Fulbright trip resonates with CCGA professor

October 25, 2016
By: Tedi Rountree

By ROB NOVIT rnovit@goldenisles.news

For more than 20 years, Claire Hughes has relished her professional work as an educator, most recently as a professor in the School of Education at College of Coastal Georgia and as a researcher.

She focuses on strategies for her students to help them meet the varying needs they will encounter for their elementary-age kids. Specifically, she has studied the issues faced by children who may be gifted, but have difficult-to-detect learning disabilities that impede their progress.

In 2015, Hughes was selected as the recipient of a prestigious Fulbright Scholarship. Last spring she completed a three-month visit to Greece, working with her sponsor, Ioannis Dimakos, a professor at the University of Patras.

“I wanted a global perspective,” Hughes said. “We have kids from poverty and disabilities here, those who don’t fit into the mainstream. But what happens when you get thrown into a different culture? I was curious what the mainstream looks like in that culture.”

As her work progressed in Greece, Hughes realized she would bring back the unexpected.

Like most Americans, she knows that Greece remains in dire financial straits, but she could not have imagined the desperation of its people. The teachers there have been hit hard.

They have minimal water or electricity. There is no money for toilet paper; teachers must bring their own. The buildings are falling down, and few books exist. Many college students remain for up to eight years to earn graduate degrees. They are afraid to leave, as they almost certainly will not find work.

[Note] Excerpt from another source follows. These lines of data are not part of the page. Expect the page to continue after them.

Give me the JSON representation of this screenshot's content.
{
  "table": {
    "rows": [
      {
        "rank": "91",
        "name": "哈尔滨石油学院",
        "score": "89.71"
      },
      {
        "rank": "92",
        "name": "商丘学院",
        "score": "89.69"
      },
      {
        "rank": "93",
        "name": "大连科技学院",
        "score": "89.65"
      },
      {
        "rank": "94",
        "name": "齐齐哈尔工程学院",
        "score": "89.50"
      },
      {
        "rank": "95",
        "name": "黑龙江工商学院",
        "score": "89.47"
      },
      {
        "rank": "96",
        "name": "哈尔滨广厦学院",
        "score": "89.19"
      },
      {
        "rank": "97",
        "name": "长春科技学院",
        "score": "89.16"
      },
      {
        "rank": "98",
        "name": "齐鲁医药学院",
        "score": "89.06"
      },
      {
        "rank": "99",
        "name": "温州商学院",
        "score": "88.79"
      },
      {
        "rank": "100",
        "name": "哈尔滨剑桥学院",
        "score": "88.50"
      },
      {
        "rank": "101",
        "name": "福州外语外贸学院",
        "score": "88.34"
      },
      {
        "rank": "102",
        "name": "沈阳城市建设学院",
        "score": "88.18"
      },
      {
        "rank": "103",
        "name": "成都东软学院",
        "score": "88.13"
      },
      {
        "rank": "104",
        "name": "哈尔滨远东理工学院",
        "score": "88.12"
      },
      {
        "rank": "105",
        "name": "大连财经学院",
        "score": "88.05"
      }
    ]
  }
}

Yet the teachers continue to teach, Hughes said. She is awed that they remain sassy, funny and strong. Struggling refugee children arrive at school, and the teachers keep teaching, despite being extraordinarily stressed.

“How do you stay so tenacious and resilient, even when things are falling apart, when your families can’t afford things?” Hughes asked. “Yet with all these terrible things, you can make a difference, even when you’re teaching toward a future when the kids may not get jobs … How can they find that source of stress and still find the sources of happiness?”

That’s a major worry in U.S. education as well. Hughes is pleased that CCGA has held steady with its number of education graduates over the past five semesters. Yet nationally, the number of prospective candidates has dropped from six million to four million, Hughes said. It’s generally recognized that teachers are most likely to leave in three to five years. Stress issues are a source of ongoing concern and research.

The Fulbright U.S. Student Program’s role extends beyond the research component. The program was established in 1945, introduced by U.S. Sen. J. Wililam Fulbright. According to its website, “the fundamental principle of international partnership remains at the core of the Fulbright mission.”

Hughes is grateful that the foundation reaches out to smaller colleges. Its former participants include 54 Nobel Prize winners, 82 Pulitzer Prize recipients and any number of heads of state and government.

The United States history dates back 240 years, which of course pales in comparison to Greece and its origins that go back as far as 2000 B.C. That extraordinary history can be found everywhere, virtually all of it accessible to a worldwide public and as a source of pride to Greek citizens.

In a way, the teachers in Greece reflect the entire country as its people confront their insurmountable debt and other political issues beyond their control, Hughes said.

“They look back to thousands of years of culture,” Hughes said. “They know this shall pass, that ‘life is rough, but we will endure.'”

Photo cutline: Claire Hughes, third from left, a CCGA School of Education professor, is pictured at the historic Parthenon in Athens, Greece, during a three-month research trip through a Fulbright Scholarship. She is joined, from left, by her mother, Jami Bailey, and then-CCGA students Jenna McDaniel and Hazel McCausland. Both now first-year teachers, the young women spent a week with Hughes to join her research.